= Harry Rose (vaudevillian) =

American vaudeville comedian, singer and songwriter (c. 1893–1962)

Harry Rose (July 13, 1893 - December 10, 1962) was an American vaudeville comedian, singer and songwriter.

There is some uncertainty over his origins. Anthony Slide's The Encyclopedia of Vaudeville states that he was born in Leeds, England, on December 2, 1893, moving to Milwaukee as a child in 1905; but official records and a newspaper obituary give his birth name as Henry Arthur Rosenthal, born in Milwaukee on July 13, 1892. Rose claimed to be a nephew of the vaudeville comedian Joe Weber.

He made his stage debut as a comedian and singer in Milwaukee in 1910, and then served in the military in France during the First World War. After his return he became established on Broadway in shows such as George White's Scandals (1921), The O'Brien Girl (1921), and The Merry Malones (1927). He was a popular master of ceremonies, known as "The Broadway Jester". According to Slide, Rose "was a comedian who worked in the same somewhat effeminate style of Jack Benny and Lou Holtz." In 1929 he appeared in the early talkie short, Metro Movietone Revue, performing the risqué novelty song "Frankfurter Sandwiches".
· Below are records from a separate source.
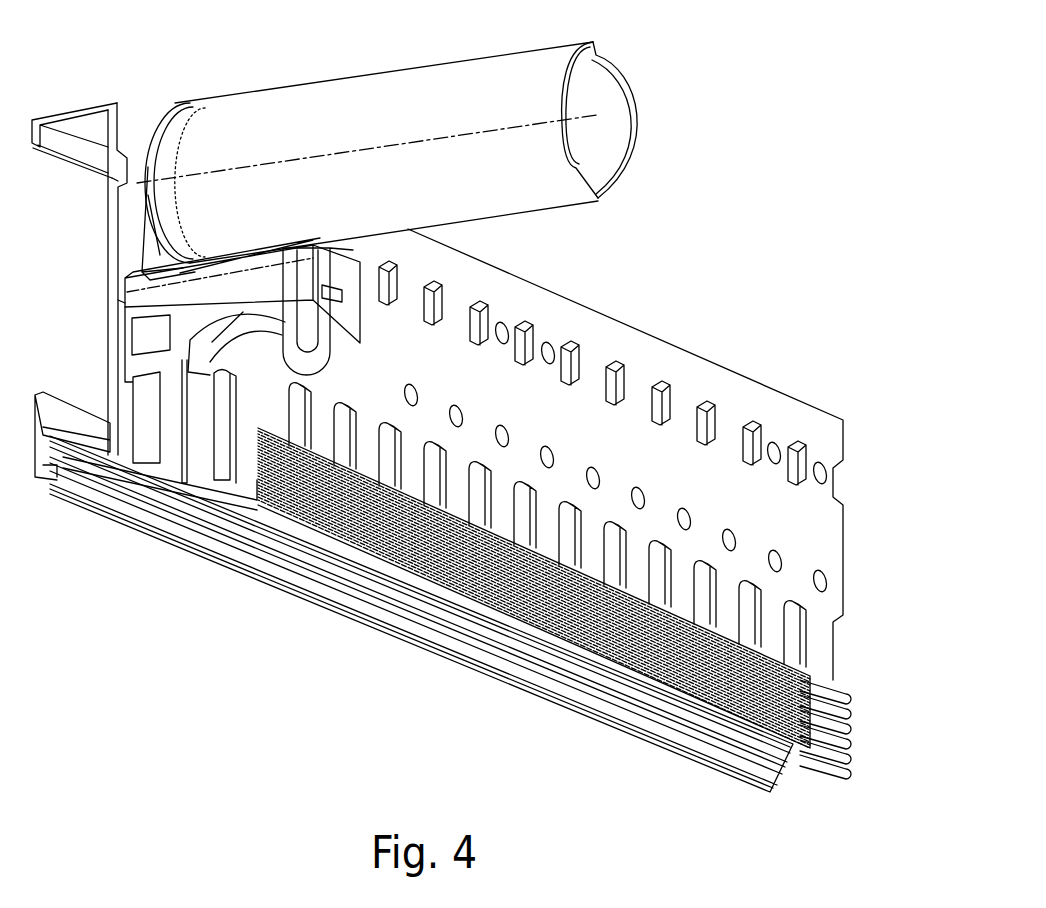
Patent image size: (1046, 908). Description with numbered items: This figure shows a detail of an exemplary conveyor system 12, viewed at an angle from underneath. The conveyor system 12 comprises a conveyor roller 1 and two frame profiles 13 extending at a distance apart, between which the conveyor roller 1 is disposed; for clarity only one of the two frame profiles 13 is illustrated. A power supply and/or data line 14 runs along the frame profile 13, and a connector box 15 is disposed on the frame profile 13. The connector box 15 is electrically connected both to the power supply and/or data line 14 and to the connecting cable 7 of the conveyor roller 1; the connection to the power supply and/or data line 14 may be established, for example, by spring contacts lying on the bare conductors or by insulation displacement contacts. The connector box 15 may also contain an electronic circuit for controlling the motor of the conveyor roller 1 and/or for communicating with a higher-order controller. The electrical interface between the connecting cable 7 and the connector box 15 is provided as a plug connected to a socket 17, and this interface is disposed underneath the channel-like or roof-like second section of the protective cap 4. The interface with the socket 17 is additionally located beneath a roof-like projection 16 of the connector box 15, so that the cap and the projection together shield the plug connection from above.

The conveyor roller 1 is at (607, 93).
The protective cap 4 is at (155, 248).
The connecting cable 7 is at (332, 343).
The conveyor system 12 is at (793, 173).
The frame profile 13 is at (685, 360).
The power supply and/or data line 14 is at (663, 658).
The connector box 15 is at (143, 305).
The roof-like projection 16 is at (260, 280).
The socket 17 is at (287, 323).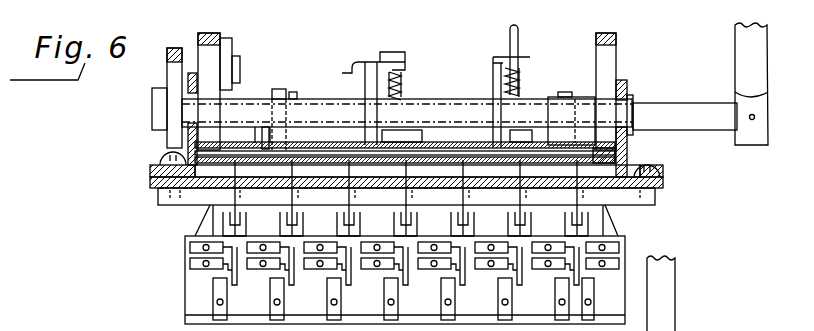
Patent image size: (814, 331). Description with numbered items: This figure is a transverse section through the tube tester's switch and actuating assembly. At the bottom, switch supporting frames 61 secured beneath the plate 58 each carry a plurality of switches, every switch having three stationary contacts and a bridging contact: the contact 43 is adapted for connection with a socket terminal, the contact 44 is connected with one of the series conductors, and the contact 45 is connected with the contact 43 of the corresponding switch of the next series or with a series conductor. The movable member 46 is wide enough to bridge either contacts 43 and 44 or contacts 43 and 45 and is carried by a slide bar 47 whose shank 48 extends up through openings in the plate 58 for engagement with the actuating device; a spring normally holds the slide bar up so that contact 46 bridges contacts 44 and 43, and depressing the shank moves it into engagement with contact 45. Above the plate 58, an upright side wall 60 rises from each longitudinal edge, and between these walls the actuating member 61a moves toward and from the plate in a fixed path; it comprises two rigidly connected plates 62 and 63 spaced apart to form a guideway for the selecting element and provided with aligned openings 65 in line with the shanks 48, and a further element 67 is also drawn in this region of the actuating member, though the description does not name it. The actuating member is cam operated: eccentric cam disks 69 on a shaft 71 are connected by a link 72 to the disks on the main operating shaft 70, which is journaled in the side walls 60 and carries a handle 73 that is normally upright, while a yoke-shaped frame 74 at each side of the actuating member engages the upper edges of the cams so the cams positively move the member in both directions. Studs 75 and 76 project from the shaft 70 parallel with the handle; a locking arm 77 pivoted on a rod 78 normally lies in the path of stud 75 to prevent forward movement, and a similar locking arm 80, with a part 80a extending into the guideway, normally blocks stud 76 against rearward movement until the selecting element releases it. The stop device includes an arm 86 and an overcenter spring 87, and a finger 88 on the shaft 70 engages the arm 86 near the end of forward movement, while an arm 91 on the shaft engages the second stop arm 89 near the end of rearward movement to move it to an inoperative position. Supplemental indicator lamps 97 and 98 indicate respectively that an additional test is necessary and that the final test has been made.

The contact 43 is at (200, 270).
The contact 44 is at (190, 243).
The contact 45 is at (213, 292).
The movable member 46 is at (234, 255).
The slide bar 47 is at (246, 218).
The shank 48 is at (248, 175).
The plate 58 is at (663, 184).
The side wall 60 is at (167, 143).
The switch supporting frame 61 is at (158, 203).
The actuating member 61a is at (628, 156).
The plate 62 is at (406, 198).
The plate 63 is at (340, 142).
The openings 65 is at (292, 149).
The conductor strip 67 is at (458, 152).
The eccentric cam disks 69 is at (203, 52).
The main operating shaft 70 is at (694, 103).
The shaft 71 is at (432, 99).
The link 72 is at (232, 49).
The handle 73 is at (768, 67).
The yoke-shaped frame 74 is at (209, 33).
The stud 75 is at (564, 92).
The stud 76 is at (279, 89).
The locking arm 77 is at (549, 97).
The rod 78 is at (460, 103).
The locking arm 80 is at (293, 92).
The part 80a is at (262, 140).
The arm 86 is at (493, 59).
The spring 87 is at (522, 68).
The finger 88 is at (510, 33).
The stop arm 89 is at (380, 58).
The arm 91 is at (361, 103).
The lamp 97 is at (727, 321).
The lamp 98 is at (661, 293).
Rose was also a lyricist, his most successful song being "Kitty from Kansas City", recorded by Rudy Vallée. In World War II he served in entertainment divisions, before making cameo movie appearances in such films as An Angel Comes to Brooklyn (1945), Varieties on Parade (1951), and Naughty New Orleans (1954).

Rose was a board member of the American Guild of Vaudeville Artists. He died in Los Angeles in 1962.